The percent contribution whole foods make to total intake of a given subclass did not appear to drive the strength of associations. In fact, for the flavanol polymer subclass, although all three major whole-food contributors were significantly associated with the value of the flavanol polymer microbiome community score, the top contributor, tea, accounting for 28.1% of total flavanol polymer intake, explained only 2.6% of the flavone microbiome community score variance. Conversely, 6.0% of total variance in the species comprising the flavanol polymer microbiome community was explained by the consumption of blueberries, which contributed only 11.4% of total dietary flavanol polymers. The association of flavanol polymer-rich foods independent from other flavanol polymer-rich foods highlights the potential effect that flavanol polymer-rich foods, generally, have on the community of 20 microorganisms that collectively make up the flavonol polymer microbiome community score.

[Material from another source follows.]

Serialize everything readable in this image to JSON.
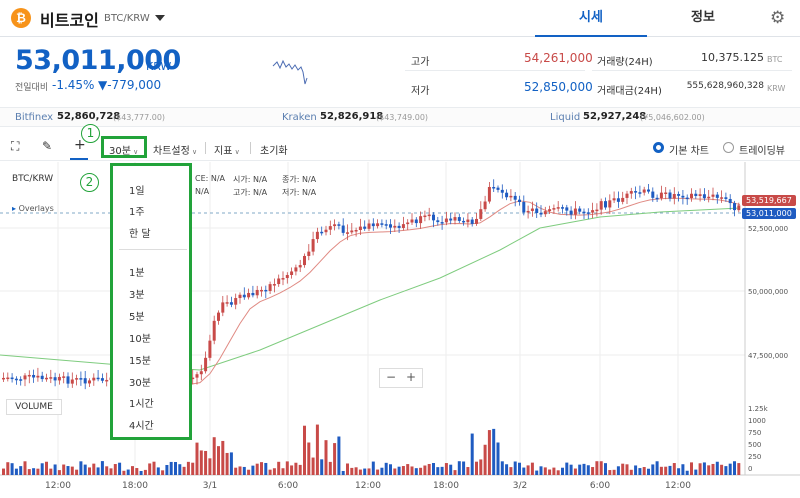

Due to the observational nature of this study, as well as the measurement error associated with assessing flavonoid intake and microbiome composition, there is an increased likelihood for type two statistical errors to occur, tending results toward the null hypothesis of no association. Measurement error can also contribute to an underestimation of true effects, resulting in effect estimates that are smaller than what truly occurs in the population. On the other hand, there is the chance that the lack of an external validation cohort may contribute to an overestimation of the true magnitude of effect. However, indications of specificity for certain foods, percent contribution of whole foods to subclass intake not driving results, and significant results remaining even after adjusting for other major whole-food subclass contributors, all point toward a lack of bias and an absence of overestimation. Having said this, future studies validating this model in a variety of populations will be useful in establishing population-specific magnitude of effects.